En este 2023 recién estrenado hemos llegado al futuro al que Marty McFly regresaba en la peli de culto de los 80 y superado con creces el apocalipsis robótico al que aludía Blade Runner. Los coches no vuelan y a los androides los mantenemos a raya, pero la distopía avanza por derroteros inesperados y más feudales que tecnológicos, si bien todo suma para que cualquier analista de tiempos pasados pensase «pues no hemos cambiado tanto».
A veces nos deslumbramos con la tecnología y sus términos asociados, acabados casi todos en -ing, pero la realidad es tan campechana como lo ha sido siempre, pues tiene la deferencia de desmontarnos los planes a las primeras de cambio. Y para muestra un botón.
Leo sin estupor pero con cierta empatía que el 80% de los trámites telemáticos relacionados con la Administración se dejan a medias porque el usuario no los entiende. Traducido a criterios presentes, como cuando las cifras en dólares del pasado se ajustan a la inflación, esto supone en la práctica que somos analfabetos, al menos la mayoría (y me incluyo porque a mí me ha pasado).
Quizá la rebelión de las máquinas a la que aluden el cine y novelas catastrofistas consista en esto, pero yo creo más bien que la sombra alargada del ser humano se intuye entre bambalinas.
No puede decirse que sea algo nuevo, ya que la burocracia no ha sido nunca tarea fácil, al menos cuando se pide algo, pues en sentido contrario funciona con precisión suiza y puntualidad británica, y ya era así desde que los esbirros del rey o señor de turno se plantaban sin excepción y con calculada distancia ante los campesinos de las aldeas más apartadas para exigirles el porcentaje correspondiente de su cosecha.
Más tarde, los tiempos y las mentalidades fueron cambiando, y para adaptarse a ellos sin desprenderse de privilegios por el camino, el Leviatán multiplicó sus tentáculos en forma de burocracia accesible (en teoría), esa a la que puedes dirigir una instancia para llorar por migajas que en realidad son tuyas.
Solo el avance tardío de la alfabetización le dio un cierto sentido práctico a esta cercanía administrativa, pues sin saber leer o escribir, difícilmente podías optar a nada. El caso es que el populacho, ahora precariamente letrado, podía por fin hablarle a sus superiores sin quitarse la gorra del todo.

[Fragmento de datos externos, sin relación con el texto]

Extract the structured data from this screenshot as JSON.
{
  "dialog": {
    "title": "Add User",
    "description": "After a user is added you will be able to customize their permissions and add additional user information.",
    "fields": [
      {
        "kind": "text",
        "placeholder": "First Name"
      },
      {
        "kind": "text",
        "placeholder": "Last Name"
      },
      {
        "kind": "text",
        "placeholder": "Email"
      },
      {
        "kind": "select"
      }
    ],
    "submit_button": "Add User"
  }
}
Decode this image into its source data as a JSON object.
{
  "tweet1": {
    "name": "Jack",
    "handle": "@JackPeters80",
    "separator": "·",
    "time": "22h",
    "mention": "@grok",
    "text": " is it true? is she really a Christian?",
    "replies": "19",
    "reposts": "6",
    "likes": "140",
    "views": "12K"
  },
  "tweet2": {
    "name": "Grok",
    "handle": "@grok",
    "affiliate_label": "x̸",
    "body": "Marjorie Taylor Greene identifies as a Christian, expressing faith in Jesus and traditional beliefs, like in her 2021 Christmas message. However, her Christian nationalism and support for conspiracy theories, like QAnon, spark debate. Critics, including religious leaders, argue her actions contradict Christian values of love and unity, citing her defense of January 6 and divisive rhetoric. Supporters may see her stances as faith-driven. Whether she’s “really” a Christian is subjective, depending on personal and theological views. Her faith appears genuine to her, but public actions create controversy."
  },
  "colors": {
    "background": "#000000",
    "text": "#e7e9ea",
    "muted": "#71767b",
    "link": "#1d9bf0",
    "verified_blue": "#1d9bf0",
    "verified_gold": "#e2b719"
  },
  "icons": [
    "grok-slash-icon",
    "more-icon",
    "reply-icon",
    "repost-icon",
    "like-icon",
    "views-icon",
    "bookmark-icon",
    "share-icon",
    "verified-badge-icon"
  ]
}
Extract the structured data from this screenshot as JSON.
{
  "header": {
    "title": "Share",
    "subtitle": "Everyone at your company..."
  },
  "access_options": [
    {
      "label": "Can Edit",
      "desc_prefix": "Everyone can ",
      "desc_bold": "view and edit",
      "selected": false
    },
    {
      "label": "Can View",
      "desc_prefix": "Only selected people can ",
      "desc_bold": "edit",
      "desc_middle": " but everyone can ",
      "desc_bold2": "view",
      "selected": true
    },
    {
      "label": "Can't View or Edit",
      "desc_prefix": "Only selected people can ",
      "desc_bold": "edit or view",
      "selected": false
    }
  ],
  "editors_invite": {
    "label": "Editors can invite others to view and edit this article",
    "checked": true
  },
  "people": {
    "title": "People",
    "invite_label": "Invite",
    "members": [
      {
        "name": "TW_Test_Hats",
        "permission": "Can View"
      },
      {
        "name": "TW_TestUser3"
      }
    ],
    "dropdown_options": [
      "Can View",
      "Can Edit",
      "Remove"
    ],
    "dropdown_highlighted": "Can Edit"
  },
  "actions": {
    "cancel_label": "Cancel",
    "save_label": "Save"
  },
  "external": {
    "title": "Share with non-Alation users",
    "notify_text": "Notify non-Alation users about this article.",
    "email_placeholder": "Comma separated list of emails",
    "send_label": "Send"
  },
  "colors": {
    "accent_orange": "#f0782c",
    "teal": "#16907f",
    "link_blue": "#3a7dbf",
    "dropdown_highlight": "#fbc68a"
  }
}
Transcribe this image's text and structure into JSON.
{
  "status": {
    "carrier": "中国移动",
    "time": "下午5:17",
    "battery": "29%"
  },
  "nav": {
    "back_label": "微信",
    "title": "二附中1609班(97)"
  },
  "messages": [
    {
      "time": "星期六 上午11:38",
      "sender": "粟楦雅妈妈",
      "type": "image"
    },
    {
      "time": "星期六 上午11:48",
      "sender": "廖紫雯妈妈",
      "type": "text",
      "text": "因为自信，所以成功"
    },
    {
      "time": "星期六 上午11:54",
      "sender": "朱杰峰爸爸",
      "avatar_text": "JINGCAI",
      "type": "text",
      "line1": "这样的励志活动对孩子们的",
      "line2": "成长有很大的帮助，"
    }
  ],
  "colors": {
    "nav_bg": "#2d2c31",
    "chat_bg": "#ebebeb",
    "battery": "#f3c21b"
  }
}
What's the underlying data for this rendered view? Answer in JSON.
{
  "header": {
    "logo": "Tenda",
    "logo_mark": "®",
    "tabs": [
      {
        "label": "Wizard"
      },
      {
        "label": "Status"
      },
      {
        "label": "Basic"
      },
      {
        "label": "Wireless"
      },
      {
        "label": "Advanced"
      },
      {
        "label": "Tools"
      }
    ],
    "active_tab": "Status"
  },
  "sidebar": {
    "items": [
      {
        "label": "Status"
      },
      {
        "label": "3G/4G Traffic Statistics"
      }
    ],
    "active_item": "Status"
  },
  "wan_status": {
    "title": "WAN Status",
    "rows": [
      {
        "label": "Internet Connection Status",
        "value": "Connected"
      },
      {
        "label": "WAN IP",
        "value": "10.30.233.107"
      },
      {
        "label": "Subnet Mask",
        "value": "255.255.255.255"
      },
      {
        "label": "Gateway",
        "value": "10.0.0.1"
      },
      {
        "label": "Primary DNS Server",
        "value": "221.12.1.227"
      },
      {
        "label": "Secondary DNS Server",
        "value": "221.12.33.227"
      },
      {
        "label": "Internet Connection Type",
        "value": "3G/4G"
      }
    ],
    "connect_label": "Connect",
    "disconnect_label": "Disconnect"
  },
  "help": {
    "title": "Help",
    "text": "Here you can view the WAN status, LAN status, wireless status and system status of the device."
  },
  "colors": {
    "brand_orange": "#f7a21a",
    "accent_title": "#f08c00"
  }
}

Es un decir. La trampa y la ley se dieron la mano en forma de un lenguaje deliberadamente opaco ante el que desistía la mayoría. Nos va sonando de algo.
Quedaba un as en la manga. Cuando la fiebre ilustrada y supuestamente buenista del XVIII inició su vorágine reformista (y controladora), el poderoso instrumento que es la escritura tampoco escapó a sus cuitas. Debía evitarse que los comunes la dominasen lo suficiente como para que resultase útil, así que los distintos Estados crearon instituciones para dotarlas de normas y giros solo para iniciados. Ese y no otro es el origen de la famosa R.A.E, que limpiaba, fijaba y daba esplendor en forma de reglas desconcertantes y de excepciones a todo trapo que servían de filtro social ante el que las faltas de ortografía servían como prueba de cargo.
Como en casi todo, aquí solo se copiaba lo que se hacía en lugares más avanzados, donde el refinamiento llevó a códigos más arteros si cabe. Solo un ejemplo: incluso los que no hablamos francés, o sobe todo nosotros, somos conscientes de que hablado y escrito son dos idiomas distintos, por eso nos abstenemos de pronunciarlo o pedimos disculpas trufadas de risa para disimular el rubor que supone no ser capaces de pronunciar siquiera el nombre de un futbolista aunque lo tengamos delante. No es para tanto: a los franceses también les pasa, pues ese era justo el espíritu de las leyes que rigen su idioma.
En cuanto a nosotros, puede que un quítame allá esas haches o confundir ges con jotas no nos parezca grave, pero en esta era post-digital y en los albores del metaverso, dejar un trámite a medias en la administración porque no eres capaz de usar tu DNI electrónico es una patada al orgullo y una putada mayúscula.